Jane Garvey is an influential, award-winning and much admired figure in the world of British broadcasting. In 2017 she came in at number 7 on the Radio Times list of the 50 Best British Radio Broadcasters of all time: higher than many illustrious figures you would all recognise but I won’t name today.
She is also a daughter of the city of Liverpool. Although Jane initially wanted to be a bus conductress, her passion for radio was inspired by listening to Radio Merseyside as a teenager in her bedroom. As a professor in English myself, I like to think her degree in literature from the University of Birmingham advanced her career. I’m sure her determination and the years of hard work on local radio stations also helped. But I suspect it was these early days in her bedroom in Liverpool that really gave her the voice for which she is known today.

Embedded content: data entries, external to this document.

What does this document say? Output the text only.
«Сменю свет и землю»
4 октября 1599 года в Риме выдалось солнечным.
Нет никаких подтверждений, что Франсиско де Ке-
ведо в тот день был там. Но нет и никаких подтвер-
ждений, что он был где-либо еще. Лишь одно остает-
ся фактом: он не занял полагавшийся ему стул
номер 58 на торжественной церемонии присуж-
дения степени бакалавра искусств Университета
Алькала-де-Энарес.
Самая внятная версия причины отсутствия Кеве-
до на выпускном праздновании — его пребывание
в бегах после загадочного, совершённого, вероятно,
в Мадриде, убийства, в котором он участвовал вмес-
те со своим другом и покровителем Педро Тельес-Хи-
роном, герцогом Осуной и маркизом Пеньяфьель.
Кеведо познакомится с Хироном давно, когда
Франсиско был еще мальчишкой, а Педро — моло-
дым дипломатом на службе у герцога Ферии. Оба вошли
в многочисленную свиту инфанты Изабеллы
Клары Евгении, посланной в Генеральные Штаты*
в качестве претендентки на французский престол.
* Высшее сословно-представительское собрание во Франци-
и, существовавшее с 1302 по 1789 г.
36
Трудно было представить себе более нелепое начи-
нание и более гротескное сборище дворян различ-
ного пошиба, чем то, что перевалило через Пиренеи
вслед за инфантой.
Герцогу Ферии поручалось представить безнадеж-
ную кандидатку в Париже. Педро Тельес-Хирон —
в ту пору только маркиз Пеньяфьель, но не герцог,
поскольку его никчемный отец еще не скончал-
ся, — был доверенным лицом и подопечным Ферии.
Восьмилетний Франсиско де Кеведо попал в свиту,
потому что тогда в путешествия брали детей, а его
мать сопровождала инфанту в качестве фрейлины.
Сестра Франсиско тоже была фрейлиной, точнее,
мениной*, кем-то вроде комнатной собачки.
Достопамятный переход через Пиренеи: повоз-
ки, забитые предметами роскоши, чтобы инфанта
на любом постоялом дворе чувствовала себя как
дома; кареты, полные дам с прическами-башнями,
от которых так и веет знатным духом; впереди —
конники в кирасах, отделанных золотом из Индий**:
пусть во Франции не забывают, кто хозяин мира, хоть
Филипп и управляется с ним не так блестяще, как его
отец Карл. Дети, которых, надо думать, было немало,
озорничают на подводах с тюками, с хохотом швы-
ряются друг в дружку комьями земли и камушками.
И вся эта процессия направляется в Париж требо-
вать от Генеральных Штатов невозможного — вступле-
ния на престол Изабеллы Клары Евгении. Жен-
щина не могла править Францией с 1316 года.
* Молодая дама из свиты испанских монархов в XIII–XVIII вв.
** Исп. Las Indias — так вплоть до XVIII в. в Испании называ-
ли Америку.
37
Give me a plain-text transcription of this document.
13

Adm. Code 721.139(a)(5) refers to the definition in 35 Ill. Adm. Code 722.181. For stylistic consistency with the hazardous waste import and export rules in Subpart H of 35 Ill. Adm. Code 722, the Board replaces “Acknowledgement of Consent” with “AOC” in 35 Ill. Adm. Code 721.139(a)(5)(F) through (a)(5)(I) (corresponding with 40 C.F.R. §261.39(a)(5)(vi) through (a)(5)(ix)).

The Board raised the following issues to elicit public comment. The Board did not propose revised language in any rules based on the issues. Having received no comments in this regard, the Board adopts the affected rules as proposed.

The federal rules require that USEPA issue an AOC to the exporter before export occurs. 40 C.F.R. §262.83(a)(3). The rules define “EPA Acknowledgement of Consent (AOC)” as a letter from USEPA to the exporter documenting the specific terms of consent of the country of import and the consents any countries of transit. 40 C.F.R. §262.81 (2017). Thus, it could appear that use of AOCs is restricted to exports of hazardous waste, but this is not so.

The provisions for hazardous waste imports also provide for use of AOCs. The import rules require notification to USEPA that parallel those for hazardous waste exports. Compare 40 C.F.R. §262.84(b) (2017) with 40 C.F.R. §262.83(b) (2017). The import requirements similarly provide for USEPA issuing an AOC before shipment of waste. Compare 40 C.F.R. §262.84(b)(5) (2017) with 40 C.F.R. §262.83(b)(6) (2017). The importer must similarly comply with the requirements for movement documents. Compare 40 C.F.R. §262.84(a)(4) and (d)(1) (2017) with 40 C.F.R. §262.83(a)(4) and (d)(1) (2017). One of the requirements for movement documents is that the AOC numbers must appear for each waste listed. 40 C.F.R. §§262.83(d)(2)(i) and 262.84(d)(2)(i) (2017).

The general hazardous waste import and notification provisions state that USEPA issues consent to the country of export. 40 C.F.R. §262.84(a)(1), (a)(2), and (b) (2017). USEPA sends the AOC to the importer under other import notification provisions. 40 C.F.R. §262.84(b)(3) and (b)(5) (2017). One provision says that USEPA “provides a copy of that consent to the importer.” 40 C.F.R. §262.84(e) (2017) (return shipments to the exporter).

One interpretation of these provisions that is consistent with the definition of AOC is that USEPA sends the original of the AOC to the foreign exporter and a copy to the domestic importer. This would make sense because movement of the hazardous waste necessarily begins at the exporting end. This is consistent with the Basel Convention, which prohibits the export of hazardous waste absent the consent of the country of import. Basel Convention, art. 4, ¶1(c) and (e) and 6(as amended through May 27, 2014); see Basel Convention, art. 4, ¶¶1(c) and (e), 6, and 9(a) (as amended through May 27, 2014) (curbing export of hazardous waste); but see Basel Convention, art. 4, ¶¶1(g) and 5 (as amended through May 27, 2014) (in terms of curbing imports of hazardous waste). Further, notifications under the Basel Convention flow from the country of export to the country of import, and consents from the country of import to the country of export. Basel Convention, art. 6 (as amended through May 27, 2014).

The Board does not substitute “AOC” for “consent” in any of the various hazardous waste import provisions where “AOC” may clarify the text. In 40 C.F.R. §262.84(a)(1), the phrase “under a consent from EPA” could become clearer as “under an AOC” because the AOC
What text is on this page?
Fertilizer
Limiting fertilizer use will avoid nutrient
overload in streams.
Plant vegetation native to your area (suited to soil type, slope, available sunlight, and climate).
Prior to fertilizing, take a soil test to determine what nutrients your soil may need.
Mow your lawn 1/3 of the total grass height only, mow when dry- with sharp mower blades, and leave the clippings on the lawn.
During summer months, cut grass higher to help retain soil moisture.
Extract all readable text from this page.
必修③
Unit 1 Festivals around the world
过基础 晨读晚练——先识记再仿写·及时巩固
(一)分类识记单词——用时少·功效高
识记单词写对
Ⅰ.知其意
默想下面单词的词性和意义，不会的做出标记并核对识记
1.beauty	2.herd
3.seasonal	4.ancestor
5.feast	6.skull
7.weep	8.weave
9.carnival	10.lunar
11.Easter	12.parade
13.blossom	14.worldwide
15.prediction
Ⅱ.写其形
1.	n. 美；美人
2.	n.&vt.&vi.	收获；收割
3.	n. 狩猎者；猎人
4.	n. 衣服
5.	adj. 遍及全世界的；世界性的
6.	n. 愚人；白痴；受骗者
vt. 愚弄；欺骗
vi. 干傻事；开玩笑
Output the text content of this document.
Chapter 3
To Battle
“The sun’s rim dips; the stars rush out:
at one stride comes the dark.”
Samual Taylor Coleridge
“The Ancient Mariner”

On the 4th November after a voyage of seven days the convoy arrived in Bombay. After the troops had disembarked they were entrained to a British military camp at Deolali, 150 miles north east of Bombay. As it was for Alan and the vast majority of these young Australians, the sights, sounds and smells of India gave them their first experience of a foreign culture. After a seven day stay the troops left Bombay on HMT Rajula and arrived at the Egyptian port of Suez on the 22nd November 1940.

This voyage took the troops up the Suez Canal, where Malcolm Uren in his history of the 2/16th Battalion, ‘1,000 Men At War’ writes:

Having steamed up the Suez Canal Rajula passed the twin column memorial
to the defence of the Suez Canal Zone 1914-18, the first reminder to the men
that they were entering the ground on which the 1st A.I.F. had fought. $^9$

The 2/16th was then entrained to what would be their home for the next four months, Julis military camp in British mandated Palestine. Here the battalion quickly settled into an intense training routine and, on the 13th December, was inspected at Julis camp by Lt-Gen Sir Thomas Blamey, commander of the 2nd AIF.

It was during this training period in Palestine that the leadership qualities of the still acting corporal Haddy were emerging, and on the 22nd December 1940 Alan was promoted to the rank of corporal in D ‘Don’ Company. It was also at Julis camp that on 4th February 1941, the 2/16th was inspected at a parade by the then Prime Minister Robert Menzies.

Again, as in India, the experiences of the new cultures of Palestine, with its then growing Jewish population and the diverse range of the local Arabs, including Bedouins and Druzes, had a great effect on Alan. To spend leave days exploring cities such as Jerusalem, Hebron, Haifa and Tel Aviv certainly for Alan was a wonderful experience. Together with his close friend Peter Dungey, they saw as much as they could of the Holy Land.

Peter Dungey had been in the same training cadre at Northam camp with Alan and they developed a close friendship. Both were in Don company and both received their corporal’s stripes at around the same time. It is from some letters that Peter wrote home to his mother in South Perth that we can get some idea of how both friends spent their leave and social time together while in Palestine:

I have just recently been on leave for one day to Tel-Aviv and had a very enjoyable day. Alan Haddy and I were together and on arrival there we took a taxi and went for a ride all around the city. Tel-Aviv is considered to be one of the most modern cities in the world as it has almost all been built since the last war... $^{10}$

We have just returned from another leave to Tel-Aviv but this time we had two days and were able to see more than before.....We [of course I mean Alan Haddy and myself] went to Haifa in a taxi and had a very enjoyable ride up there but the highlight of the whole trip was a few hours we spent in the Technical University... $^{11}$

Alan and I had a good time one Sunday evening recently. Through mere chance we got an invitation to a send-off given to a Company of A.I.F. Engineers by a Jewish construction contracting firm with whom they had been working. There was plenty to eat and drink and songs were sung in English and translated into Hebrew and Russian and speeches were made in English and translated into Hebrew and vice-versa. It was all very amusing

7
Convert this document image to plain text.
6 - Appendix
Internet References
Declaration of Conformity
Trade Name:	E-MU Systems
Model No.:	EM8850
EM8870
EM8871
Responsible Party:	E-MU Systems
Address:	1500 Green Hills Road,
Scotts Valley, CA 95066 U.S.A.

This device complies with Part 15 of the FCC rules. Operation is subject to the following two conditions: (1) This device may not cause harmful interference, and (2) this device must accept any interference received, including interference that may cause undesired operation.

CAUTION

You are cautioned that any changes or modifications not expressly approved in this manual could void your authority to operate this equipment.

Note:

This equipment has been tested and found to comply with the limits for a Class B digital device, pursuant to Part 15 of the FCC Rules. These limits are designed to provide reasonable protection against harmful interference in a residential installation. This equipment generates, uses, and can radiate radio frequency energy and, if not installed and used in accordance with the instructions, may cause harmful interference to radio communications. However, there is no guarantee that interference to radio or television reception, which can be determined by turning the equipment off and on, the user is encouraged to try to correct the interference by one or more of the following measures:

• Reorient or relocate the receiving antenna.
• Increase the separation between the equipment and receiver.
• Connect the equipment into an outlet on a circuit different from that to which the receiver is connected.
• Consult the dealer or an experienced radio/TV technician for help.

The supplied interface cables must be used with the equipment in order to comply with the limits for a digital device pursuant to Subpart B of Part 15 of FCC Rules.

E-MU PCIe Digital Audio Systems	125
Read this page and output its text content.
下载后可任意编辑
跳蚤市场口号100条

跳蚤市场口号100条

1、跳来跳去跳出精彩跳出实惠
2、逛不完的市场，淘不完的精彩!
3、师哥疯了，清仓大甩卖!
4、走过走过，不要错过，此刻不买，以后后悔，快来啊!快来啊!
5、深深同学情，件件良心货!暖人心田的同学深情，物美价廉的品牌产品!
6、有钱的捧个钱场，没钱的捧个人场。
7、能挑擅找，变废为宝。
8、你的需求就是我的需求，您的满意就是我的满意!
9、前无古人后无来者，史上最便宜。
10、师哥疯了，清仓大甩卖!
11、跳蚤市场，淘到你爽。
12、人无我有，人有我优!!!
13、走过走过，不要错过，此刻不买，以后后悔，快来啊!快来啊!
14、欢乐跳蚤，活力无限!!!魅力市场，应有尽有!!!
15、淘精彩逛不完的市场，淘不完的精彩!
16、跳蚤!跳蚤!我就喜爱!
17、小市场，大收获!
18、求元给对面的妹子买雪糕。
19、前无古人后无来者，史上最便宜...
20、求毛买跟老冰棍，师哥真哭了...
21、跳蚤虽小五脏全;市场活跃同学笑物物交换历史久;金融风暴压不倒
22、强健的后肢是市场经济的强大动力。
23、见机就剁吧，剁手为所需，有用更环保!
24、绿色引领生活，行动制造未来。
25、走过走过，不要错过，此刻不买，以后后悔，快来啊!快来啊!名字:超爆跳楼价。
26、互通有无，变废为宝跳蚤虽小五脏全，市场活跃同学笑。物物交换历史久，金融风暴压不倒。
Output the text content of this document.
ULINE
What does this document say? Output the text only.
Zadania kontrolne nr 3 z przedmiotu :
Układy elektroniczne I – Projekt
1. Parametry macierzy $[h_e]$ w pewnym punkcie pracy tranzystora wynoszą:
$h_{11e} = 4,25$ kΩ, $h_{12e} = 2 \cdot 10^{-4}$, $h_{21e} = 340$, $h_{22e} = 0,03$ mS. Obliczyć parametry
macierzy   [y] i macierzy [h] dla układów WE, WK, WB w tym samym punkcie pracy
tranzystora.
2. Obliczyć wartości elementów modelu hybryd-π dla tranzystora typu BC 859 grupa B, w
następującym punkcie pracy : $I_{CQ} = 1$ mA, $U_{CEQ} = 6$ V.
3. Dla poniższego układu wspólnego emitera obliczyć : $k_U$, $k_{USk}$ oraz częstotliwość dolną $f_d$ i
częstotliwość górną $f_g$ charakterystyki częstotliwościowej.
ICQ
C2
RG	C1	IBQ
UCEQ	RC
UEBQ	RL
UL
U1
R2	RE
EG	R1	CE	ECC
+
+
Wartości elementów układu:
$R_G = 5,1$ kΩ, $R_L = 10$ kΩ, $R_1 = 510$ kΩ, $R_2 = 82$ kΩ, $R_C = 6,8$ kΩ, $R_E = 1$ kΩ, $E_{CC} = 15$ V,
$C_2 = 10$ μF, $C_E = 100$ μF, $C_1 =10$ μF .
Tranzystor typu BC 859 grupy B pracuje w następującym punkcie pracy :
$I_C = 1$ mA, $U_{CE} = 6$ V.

For Jane Garvey is, above all, a voice. She was the first voice on Radio Five Live when it was launched in 1994 and an anchor on its award-winning breakfast show for many years. As presenter of Radio 4’s Woman’s Hour since 2007, the authenticity, wit and warmth of that voice make her an excellent guide through what is an extremely wide-ranging programme. (On Monday, for example, Cilla Black, Sex and Gender and Brexit were all covered in one hour!). More recently she has become one of the voices on the Fortunately podcast in conversation with Fi Glover: two women talking informally, frankly, irreverently about the big things but also the little things that matter, a programme that makes us laugh out loud. The podcast has been a runway success and was rightly awarded the Audio and Radio Industry accolade of 2018’s Funniest Show.
One of my favourite episodes is when Fi and Jane are in conversation with broadcaster and radio critic Gillian Reynolds, another Honorary Fellow of this University, another Liverpudlian. It’s hilarious to hear Jane and Gillian cackle more and more about their Scouse backgrounds, to the extent that poor Fi is completely excluded. But it’s also enthralling to listen to these women, passionate about radio as a form, debate its future with characteristic energy and intelligence. Jane is not just a fantastic radio presenter - she is a powerful advocate for the medium in which she excels: a voice for radio.
But Jane Garvey has become another kind of voice: a voice for women. She has been open about the challenges she faced meeting the demands of her career and those of a single mother. On Woman’s Hour she has been credited with bringing the programme ‘bang up to date’ in its frank, funny, sensitive, treatment of the concerns of women today. And over the past few years she has become a powerful – if perhaps less welcome in some quarters – voice for drawing attention to the gender pay gap and the inequalities which exist at the BBC but also much more broadly. It is a battle, not yet won: as Jane observed, it has been a consistent theme on Women’s House since 1946.
So Jane Garvey is a voice from Liverpool; she is a voice on and for radio; she is a voice for equality. But not just a voice; today it is a pleasure to have her here in person. In the highly successful career and through her passion, energy and commitment Jane Garvey is an inspirational role model for our students.
For her outstanding achievement in media and the spoken word, it is an honour to present her for admission as an Honorary Fellow of Liverpool John Moores University.